Besides the corpus of debt assets to cover regular expenses, there should also be some growth assets like shares, to protect the family from inflation during the retirement years.


Determining how much corpus you require to lead the lifestyle you want after retirement involves considering various factors. Here are some easy questions to help you ascertain the required corpus.

Wealth Cycle
.pdf
Download PDF • 109KB

Wealth Cycle

This is an alternate approach to profile the individual wrt to investment. The stages in the Wealth Cycle are:


Accumulation

This is the stage when the individual gets to build his wealth. It covers the earning years of the individual i.e. the phases of the life cycle from Young Unmarried to Pre-Retirement.


Transition

Transition is a phase when financial goals are in the horizon. E.g. house to be purchased, children’s higher education / marriage approaching etc. Given the impending requirement of funds, individuals tend to increase the proportion of their portfolio in liquid assets viz. money in bank, liquid schemes etc.


Inter-Generational Transfer

During this phase, the individual starts thinking about orderly transfer of wealth to the next generation, in the event of death. The individual should understand various inheritance and tax issues, preparing Will and validating various documents and structures related to assets and liabilities of the oneself.

It is never too early to plan for all this. Given the consequences of stress faced by most individuals , it should ideally not be postponed beyond the age of 50.


Reaping / Distribution

This is the stage when the individual needs regular money. Hence, people in this stage need to have higher allocation to income generating assets. It is the parallel of retirement phase in the Life Cycle.


Sudden Wealth

Winning lotteries, unexpected inheritance of wealth, unusually high capital gains earned – all these are occasions of sudden wealth, that need to be celebrated.


However, given the human nature of frittering away such sudden wealth, individual s should channelize the wealth into investments, for the long term benefit.

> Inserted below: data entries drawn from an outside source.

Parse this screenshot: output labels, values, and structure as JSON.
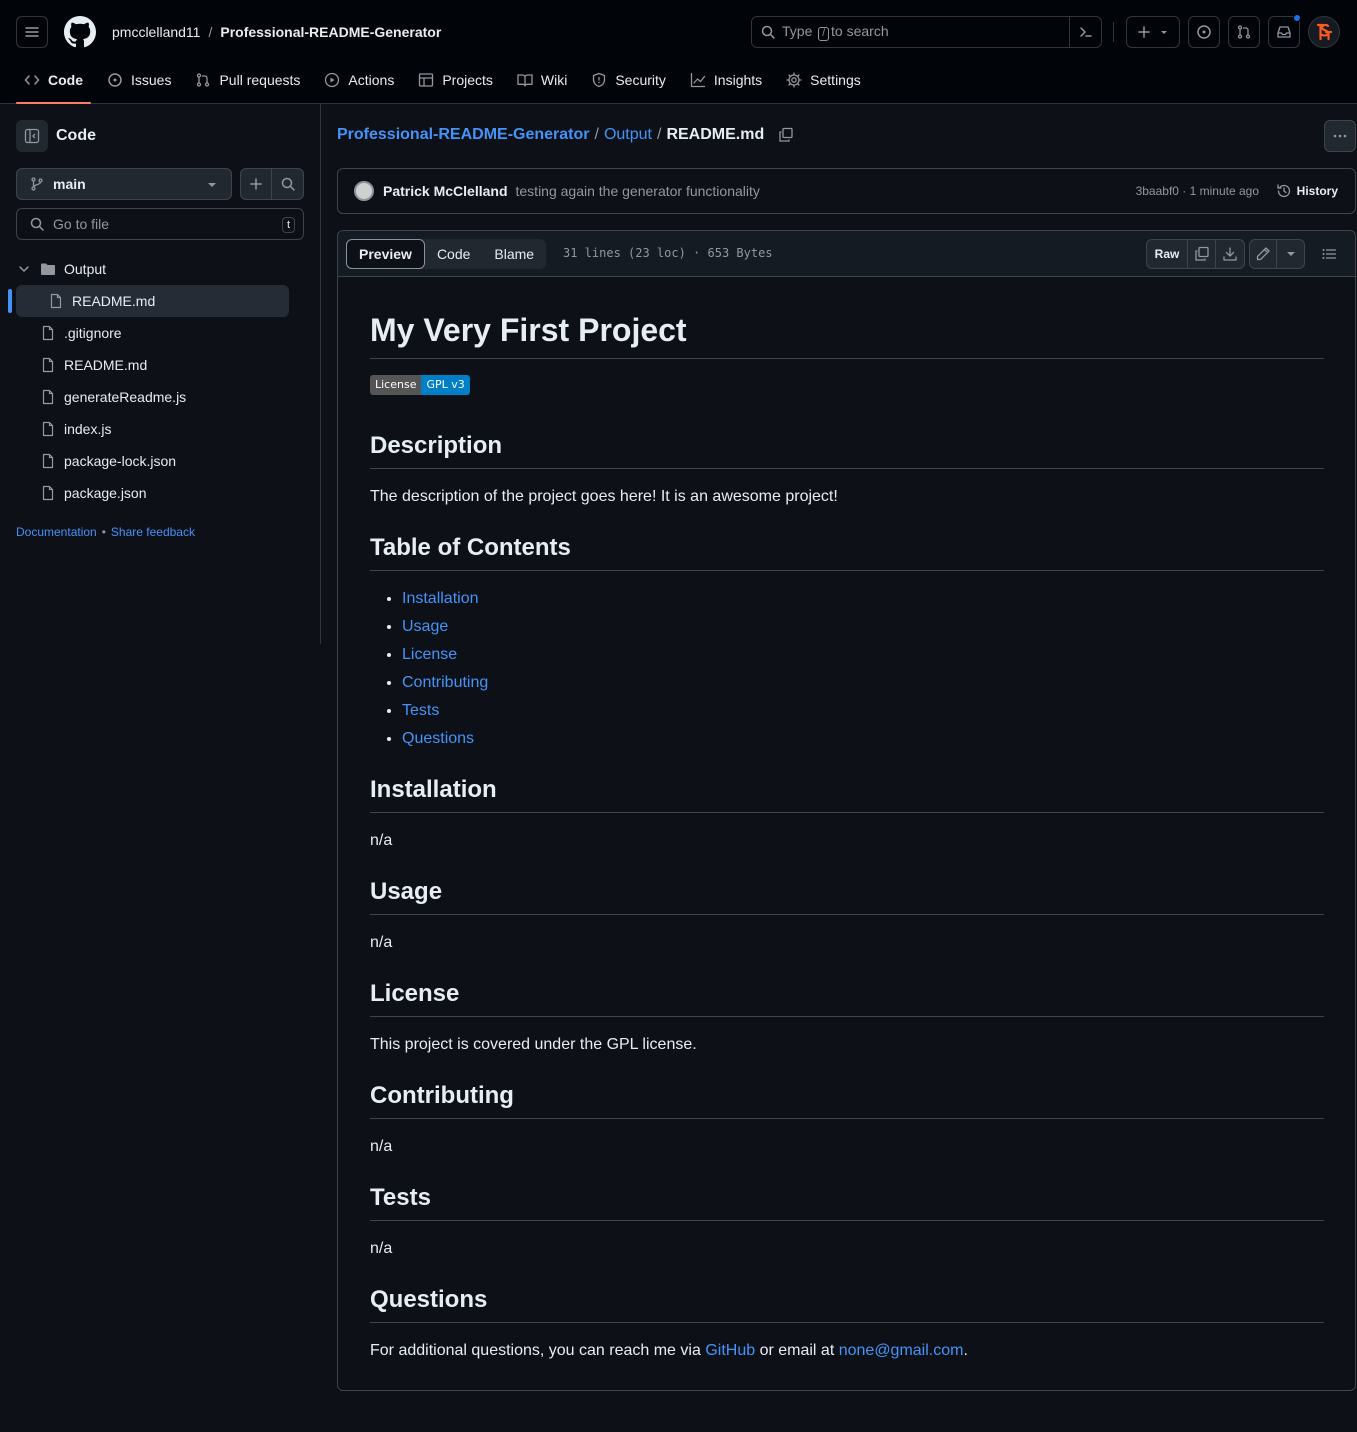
{
  "header": {
    "owner": "pmcclelland11",
    "separator": "/",
    "repo": "Professional-README-Generator",
    "search_prefix": "Type",
    "search_key": "/",
    "search_suffix": "to search"
  },
  "nav": [
    {
      "label": "Code",
      "icon": "code-icon",
      "active": true
    },
    {
      "label": "Issues",
      "icon": "issue-icon"
    },
    {
      "label": "Pull requests",
      "icon": "pull-request-icon"
    },
    {
      "label": "Actions",
      "icon": "play-icon"
    },
    {
      "label": "Projects",
      "icon": "table-icon"
    },
    {
      "label": "Wiki",
      "icon": "book-icon"
    },
    {
      "label": "Security",
      "icon": "shield-icon"
    },
    {
      "label": "Insights",
      "icon": "graph-icon"
    },
    {
      "label": "Settings",
      "icon": "gear-icon"
    }
  ],
  "sidebar": {
    "title": "Code",
    "branch": "main",
    "goto_placeholder": "Go to file",
    "goto_key": "t",
    "tree": [
      {
        "name": "Output",
        "type": "folder"
      },
      {
        "name": "README.md",
        "type": "file",
        "child": true,
        "selected": true
      },
      {
        "name": ".gitignore",
        "type": "file"
      },
      {
        "name": "README.md",
        "type": "file"
      },
      {
        "name": "generateReadme.js",
        "type": "file"
      },
      {
        "name": "index.js",
        "type": "file"
      },
      {
        "name": "package-lock.json",
        "type": "file"
      },
      {
        "name": "package.json",
        "type": "file"
      }
    ],
    "footer": {
      "documentation": "Documentation",
      "dot": "•",
      "feedback": "Share feedback"
    }
  },
  "path": {
    "repo": "Professional-README-Generator",
    "folder": "Output",
    "file": "README.md",
    "sep": "/"
  },
  "commit": {
    "author": "Patrick McClelland",
    "message": "testing again the generator functionality",
    "meta": "3baabf0 · 1 minute ago",
    "history": "History"
  },
  "file": {
    "tabs": [
      "Preview",
      "Code",
      "Blame"
    ],
    "meta": "31 lines (23 loc) · 653 Bytes",
    "raw": "Raw"
  },
  "readme": {
    "title": "My Very First Project",
    "badge_left": "License",
    "badge_right": "GPL v3",
    "desc_h": "Description",
    "desc": "The description of the project goes here! It is an awesome project!",
    "toc_h": "Table of Contents",
    "toc": [
      "Installation",
      "Usage",
      "License",
      "Contributing",
      "Tests",
      "Questions"
    ],
    "install_h": "Installation",
    "install": "n/a",
    "usage_h": "Usage",
    "usage": "n/a",
    "license_h": "License",
    "license": "This project is covered under the GPL license.",
    "contrib_h": "Contributing",
    "contrib": "n/a",
    "tests_h": "Tests",
    "tests": "n/a",
    "questions_h": "Questions",
    "questions_pre": "For additional questions, you can reach me via",
    "questions_link1": "GitHub",
    "questions_mid": "or email at",
    "questions_link2": "none@gmail.com",
    "questions_end": "."
  },
  "colors": {
    "accent": "#4493f8",
    "underline": "#f78166",
    "bg": "#0d1117"
  }
}
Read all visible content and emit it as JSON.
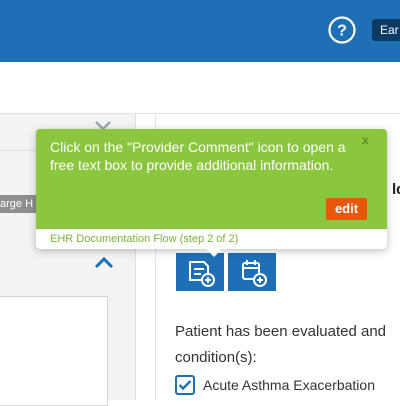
{
  "header": {
    "help_icon": "question-circle-icon",
    "user_label": "Ear"
  },
  "left_panel": {
    "tab_label": "arge H",
    "chevron_top_icon": "chevron-down-icon",
    "chevron_up_icon": "chevron-up-icon"
  },
  "main": {
    "heading": "ld",
    "buttons": [
      {
        "icon": "provider-comment-icon"
      },
      {
        "icon": "calendar-add-icon"
      }
    ],
    "statement": "Patient has been evaluated and condition(s):",
    "conditions": [
      {
        "label": "Acute Asthma Exacerbation",
        "checked": true
      }
    ]
  },
  "tooltip": {
    "text": "Click on the \"Provider Comment\" icon to open a free text box to provide additional information.",
    "close_label": "x",
    "edit_label": "edit",
    "footer": "EHR Documentation Flow (step 2 of 2)"
  },
  "colors": {
    "brand_blue": "#1e6fb6",
    "tooltip_green": "#8cc63f",
    "edit_orange": "#e8580c"
  }
}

In such situations, it is advisable to initially block the money by investing in a liquid scheme. An STP from the liquid schemes into equity schemes will help the long term wealth creation process, if advisable, considering the unique situation of the investor. Even if there is a need to invest in equity for the purpose of wealth creation, a large lump sum investment may be avoided.


Financial Planning Tools

The financial plan preparation becomes simpler with the aid of financial planning tools. These help not only in estimating the cash flow requirements and preparing the financial plan, but also ongoing monitoring of the portfolio.

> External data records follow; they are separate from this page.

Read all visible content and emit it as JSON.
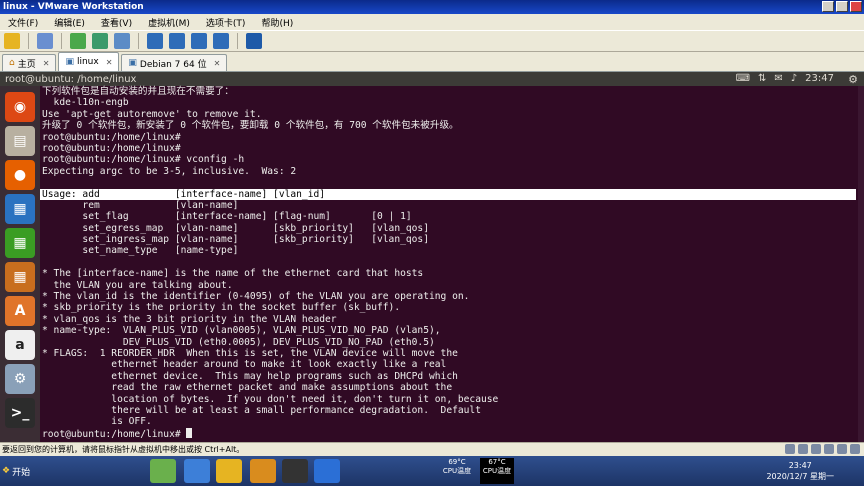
{
  "window": {
    "title": "linux - VMware Workstation"
  },
  "menu": [
    "文件(F)",
    "编辑(E)",
    "查看(V)",
    "虚拟机(M)",
    "选项卡(T)",
    "帮助(H)"
  ],
  "tabs": [
    {
      "label": "主页"
    },
    {
      "label": "linux"
    },
    {
      "label": "Debian 7 64 位"
    }
  ],
  "ubuntu_panel": {
    "title": "root@ubuntu: /home/linux",
    "time": "23:47"
  },
  "launcher": [
    {
      "icon": "ubuntu-dash-icon",
      "color": "#dd4814"
    },
    {
      "icon": "files-icon",
      "color": "#b8b0a0"
    },
    {
      "icon": "firefox-icon",
      "color": "#e66000"
    },
    {
      "icon": "writer-icon",
      "color": "#2a72c0"
    },
    {
      "icon": "calc-icon",
      "color": "#3a9d23"
    },
    {
      "icon": "impress-icon",
      "color": "#c86e1e"
    },
    {
      "icon": "software-center-icon",
      "color": "#e0742a"
    },
    {
      "icon": "amazon-icon",
      "color": "#efefef"
    },
    {
      "icon": "settings-icon",
      "color": "#8aa0b8"
    },
    {
      "icon": "terminal-icon",
      "color": "#2c2c2c"
    }
  ],
  "terminal": {
    "lines": [
      "下列软件包是自动安装的并且现在不需要了：",
      "  kde-l10n-engb",
      "Use 'apt-get autoremove' to remove it.",
      "升级了 0 个软件包，新安装了 0 个软件包，要卸载 0 个软件包，有 700 个软件包未被升级。",
      "root@ubuntu:/home/linux#",
      "root@ubuntu:/home/linux#",
      "root@ubuntu:/home/linux# vconfig -h",
      "Expecting argc to be 3-5, inclusive.  Was: 2",
      "",
      "Usage: add             [interface-name] [vlan_id]",
      "       rem             [vlan-name]",
      "       set_flag        [interface-name] [flag-num]       [0 | 1]",
      "       set_egress_map  [vlan-name]      [skb_priority]   [vlan_qos]",
      "       set_ingress_map [vlan-name]      [skb_priority]   [vlan_qos]",
      "       set_name_type   [name-type]",
      "",
      "* The [interface-name] is the name of the ethernet card that hosts",
      "  the VLAN you are talking about.",
      "* The vlan_id is the identifier (0-4095) of the VLAN you are operating on.",
      "* skb_priority is the priority in the socket buffer (sk_buff).",
      "* vlan_qos is the 3 bit priority in the VLAN header",
      "* name-type:  VLAN_PLUS_VID (vlan0005), VLAN_PLUS_VID_NO_PAD (vlan5),",
      "              DEV_PLUS_VID (eth0.0005), DEV_PLUS_VID_NO_PAD (eth0.5)",
      "* FLAGS:  1 REORDER_HDR  When this is set, the VLAN device will move the",
      "            ethernet header around to make it look exactly like a real",
      "            ethernet device.  This may help programs such as DHCPd which",
      "            read the raw ethernet packet and make assumptions about the",
      "            location of bytes.  If you don't need it, don't turn it on, because",
      "            there will be at least a small performance degradation.  Default",
      "            is OFF."
    ],
    "prompt": "root@ubuntu:/home/linux# "
  },
  "statusbar": {
    "text": "要返回到您的计算机，请将鼠标指针从虚拟机中移出或按 Ctrl+Alt。"
  },
  "taskbar": {
    "start": "开始",
    "cpu_temp": "69°C",
    "cpu_temp_label": "CPU温度",
    "cpu_load": "67°C",
    "cpu_load_label": "CPU温度",
    "clock_time": "23:47",
    "clock_date": "2020/12/7 星期一"
  },
  "colors": {
    "terminal_bg": "#300a24",
    "terminal_fg": "#eeeeec",
    "highlight_bg": "#ffffff"
  }
}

A few mutual funds and securities companies provide limited financial planning tools in their websites.


Checklist of Learning Points

Financial planning is a planned and systematic approach to provide for the financial goals that will help people realise their aspirations, and feel happy.


The objective of financial planning is to ensure that the right amount of money is available at the right time to meet the various financial goals of the investor.

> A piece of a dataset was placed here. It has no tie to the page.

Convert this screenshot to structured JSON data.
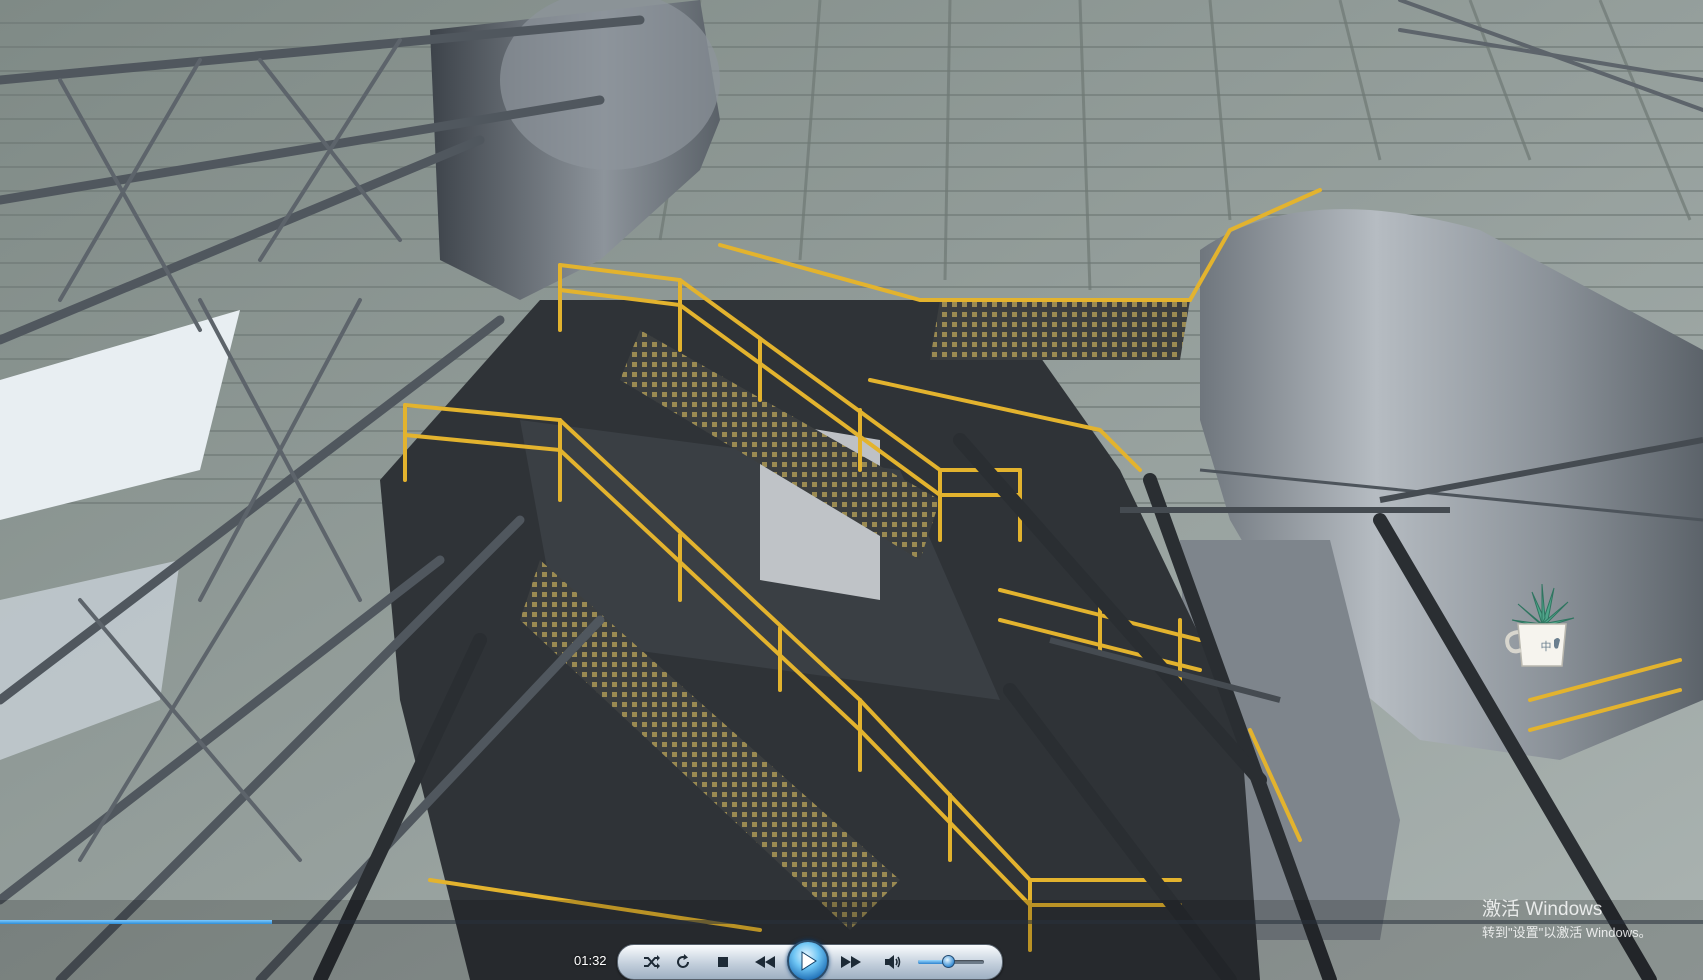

An objective of financial planning is also to let the investor know in advance, if some financial goal is not likely to be fulfilled.


A “goal-oriented financial plan” is a financial plan for a specific goal. An alternate approach is a “comprehensive financial plan” where all the financial goals of a person are taken together.


Understanding the life cycle and wealth cycle is fundamental to effective financial planning. By recognizing the unique challenges and opportunities presented at different stages of life, you can make informed decisions that pave the way for financial security and prosperity. Utilizing accessible financial tools empowers you to manage your finances, build wealth, and plan for a brighter future. Remember, the key to success lies in continuous learning, adapting to changing circumstances, and seeking professional advice when needed.